At the same time, I don’t want to simulate drugging myself by signing up to the latest new age seminar where nothing about the real world is discussed. I want be around true LIGHT WORKERS that understand that happiness really CAN come from helping others in ADDITION to the meditation sessions and other methods of raising our energy. I don’t want to live a life bouncing from self help book to self help group just focused on Alex and what’s up with him. Been there, done that. It’s not fulfilling. That is so 1995! (I did that stuff back when I was 15 or so). No, I’m not into the bench warming or self seeking bubbly enlightenment that requires no ACTION or PARTICIPATION in life. My purpose is to shatter the enslaving bubbles around people so that they may understand the architecture of the cage they live in. This way they can find the DOOR out or at least begin the process of finding the door.
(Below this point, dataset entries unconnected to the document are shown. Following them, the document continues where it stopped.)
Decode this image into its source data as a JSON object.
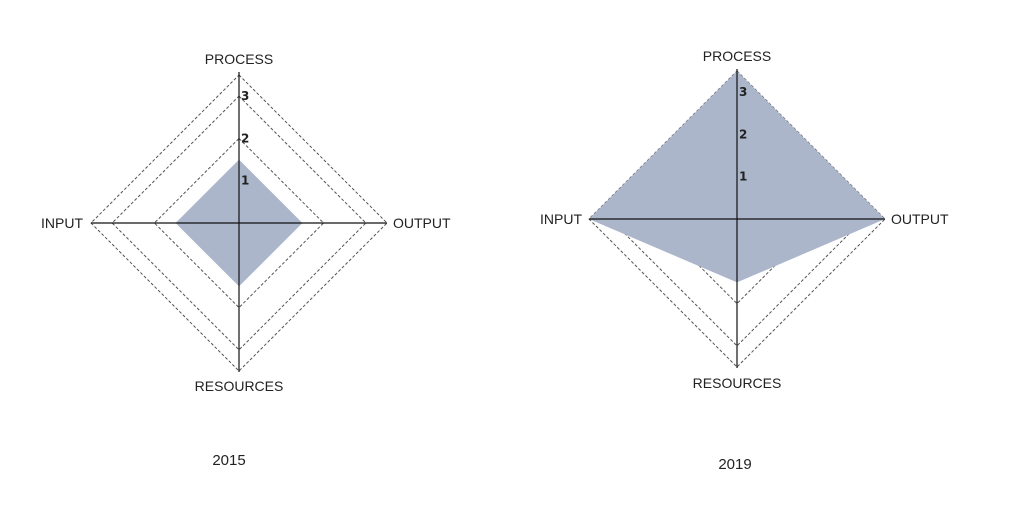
{
  "chart_data": [
    {
      "type": "radar",
      "title": "2015",
      "axes": [
        "PROCESS",
        "OUTPUT",
        "RESOURCES",
        "INPUT"
      ],
      "ticks": [
        "1",
        "2",
        "3"
      ],
      "range": [
        0,
        3.5
      ],
      "grid": true,
      "values": [
        1.5,
        1.5,
        1.5,
        1.5
      ],
      "fill_color": "#abb6ca"
    },
    {
      "type": "radar",
      "title": "2019",
      "axes": [
        "PROCESS",
        "OUTPUT",
        "RESOURCES",
        "INPUT"
      ],
      "ticks": [
        "1",
        "2",
        "3"
      ],
      "range": [
        0,
        3.5
      ],
      "grid": true,
      "values": [
        3.5,
        3.5,
        1.5,
        3.5
      ],
      "fill_color": "#abb6ca"
    }
  ],
  "colors": {
    "fill": "#abb6ca",
    "axis": "#111111",
    "grid": "#555555"
  }
}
We need to identify a problem first before we can fix something. Coming to terms with how corrupt the system is is nearly impossible when you are in competition with certain male functional belief systems. (AKA operating systems).
I choose to live a reality of TRUTH TELLING out of compassion. To me, that is a much larger piece of walking the spiritual path. We are the watchmen. I don’t want to leave my brothers and sisters drooling on the side of the road eating a government hand out bag of GMO corn chips, drinking fluoridated NESTLE tap water to survive as they wait for FEMA to arrive and save them from themselves ( I mean question, detain, slap, tag, and vaccinate them). The poor things have had their minds raped at different levels of the psychological spectrum of thought! DOESN’T ANYONE IN THE WORLD CARE?! Ok. I’m ranting now. Back to the point.
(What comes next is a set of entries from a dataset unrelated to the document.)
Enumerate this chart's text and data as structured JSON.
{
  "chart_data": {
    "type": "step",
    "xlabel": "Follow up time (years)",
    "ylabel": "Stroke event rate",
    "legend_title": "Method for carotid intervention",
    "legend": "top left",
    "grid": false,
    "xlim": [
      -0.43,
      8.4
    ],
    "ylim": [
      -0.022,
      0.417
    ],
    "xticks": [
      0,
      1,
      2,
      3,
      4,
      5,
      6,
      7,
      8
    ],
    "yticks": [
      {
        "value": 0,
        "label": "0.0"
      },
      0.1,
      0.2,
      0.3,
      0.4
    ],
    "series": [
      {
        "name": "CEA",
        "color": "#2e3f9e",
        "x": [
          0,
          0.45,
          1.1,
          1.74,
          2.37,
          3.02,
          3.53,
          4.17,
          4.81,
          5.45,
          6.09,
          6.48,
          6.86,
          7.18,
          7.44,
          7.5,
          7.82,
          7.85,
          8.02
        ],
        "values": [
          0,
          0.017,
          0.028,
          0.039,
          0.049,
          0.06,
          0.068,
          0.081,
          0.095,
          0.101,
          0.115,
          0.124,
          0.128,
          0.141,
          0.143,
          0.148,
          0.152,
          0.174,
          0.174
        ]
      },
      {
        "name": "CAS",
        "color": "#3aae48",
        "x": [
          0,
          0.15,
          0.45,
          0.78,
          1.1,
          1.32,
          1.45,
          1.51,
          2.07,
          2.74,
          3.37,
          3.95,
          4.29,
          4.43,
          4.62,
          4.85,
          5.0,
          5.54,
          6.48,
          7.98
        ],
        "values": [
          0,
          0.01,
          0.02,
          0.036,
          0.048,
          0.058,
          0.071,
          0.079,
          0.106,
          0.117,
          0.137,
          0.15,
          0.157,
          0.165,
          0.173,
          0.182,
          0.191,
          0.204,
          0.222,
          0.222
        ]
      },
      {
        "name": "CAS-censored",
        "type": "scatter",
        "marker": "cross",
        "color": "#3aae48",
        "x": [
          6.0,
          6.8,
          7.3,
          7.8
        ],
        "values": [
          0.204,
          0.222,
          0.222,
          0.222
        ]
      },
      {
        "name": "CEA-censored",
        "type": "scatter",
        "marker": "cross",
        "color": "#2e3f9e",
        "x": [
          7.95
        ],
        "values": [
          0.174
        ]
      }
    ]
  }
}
The reality is I am not alone. You can see much of what I see. There must be something said about living a reality where you can peer into the future, beyond the stars, and begin to connect with who you really are WHILE living the American nightmare as you prepare yourself for the days of urban survival that are waiting in the wings. I mean, we can SEE so much! Why are we here NOW at this time in history?
I look down upon the present day valley of death as I realize that I am a modern day peasant in an increasingly high tech kingdom of terror and destruction. I can hear the horsemen of doom galloping on their genetically modified horse monsters as they unleash their swords (bioweapons) and prepare for the kill. They have come for blood. Our blood. We are still seeking to identify who is really behind this mess. Meanwhile my primitive, spiritual, and intuitive defense of the species must go on to tackle a world where the consensus reality of consumeristic insanity is living off the bones of the dying world and calling it ‘living.’ That is not living. This is a death culture and we are now growing physically sick of it all.
I want change and I want it now. I will never give up because I feel like this is what it means to be alive. To defend. To love. To heal. To speak up for what’s right. It’s all I know, that’s the truth and I think it’s for a reason…. No one can wake me from this dream but myself. I will get to that point, when I take the right steps in my life and same goes for you.